The Associated Press
The Associated Press

The Atlantic has published a piece on the ongoing controversy over Google’s firing of James Damore, a former engineer who was let go after he published a memo calling for more viewpoint diversity at the tech giant. The article asks Google’s CEO to specify what is open to debate at the company and what is not.

As The Atlantic points out, Google CEO Sundar Pichai announced Damore’s firing with a vague, hedging statement, saying that some parts of the memo were open to debate, while others crossed the line.

But he didn’t specify precisely what was open to debate. The Atlantic wants to know — and everyone else should too, not least Google employees who wish to avoid the same fate.

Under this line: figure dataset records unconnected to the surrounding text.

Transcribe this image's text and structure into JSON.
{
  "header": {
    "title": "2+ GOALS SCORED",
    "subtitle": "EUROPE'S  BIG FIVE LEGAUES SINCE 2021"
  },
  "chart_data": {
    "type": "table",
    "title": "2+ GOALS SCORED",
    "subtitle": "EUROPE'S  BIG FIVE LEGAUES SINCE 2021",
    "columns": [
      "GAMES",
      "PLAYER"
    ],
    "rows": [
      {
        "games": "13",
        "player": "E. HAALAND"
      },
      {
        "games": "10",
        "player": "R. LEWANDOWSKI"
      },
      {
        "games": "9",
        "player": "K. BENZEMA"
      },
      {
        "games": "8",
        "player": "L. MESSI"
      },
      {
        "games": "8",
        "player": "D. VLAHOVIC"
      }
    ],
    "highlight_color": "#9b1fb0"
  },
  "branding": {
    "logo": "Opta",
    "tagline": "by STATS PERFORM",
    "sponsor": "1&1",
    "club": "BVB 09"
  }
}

When CEO Sundar Pichai addressed a controversial memo about diversity that circulated inside Google, culminating in the termination of its author, James Damore, he began by telling the company’s 72,053 employees that “we strongly support the right of Googlers to express themselves, and much of what was in that memo is fair to debate, regardless of whether a vast majority of Googlers disagree with it.”

….

I have a question for the CEO.

Given that the full text of the memo is public, that it is the subject of a national debate on an important subject, that many educated people disagree with one another about what claims it made, and that clarity can only help Google employees adhere to the company’s rules going forward, would you be willing to highlight the memo using green to indicate the “much” that you identified as “fair to debate” and red to flag the “portions” that you deemed Code-of-Conduct violations?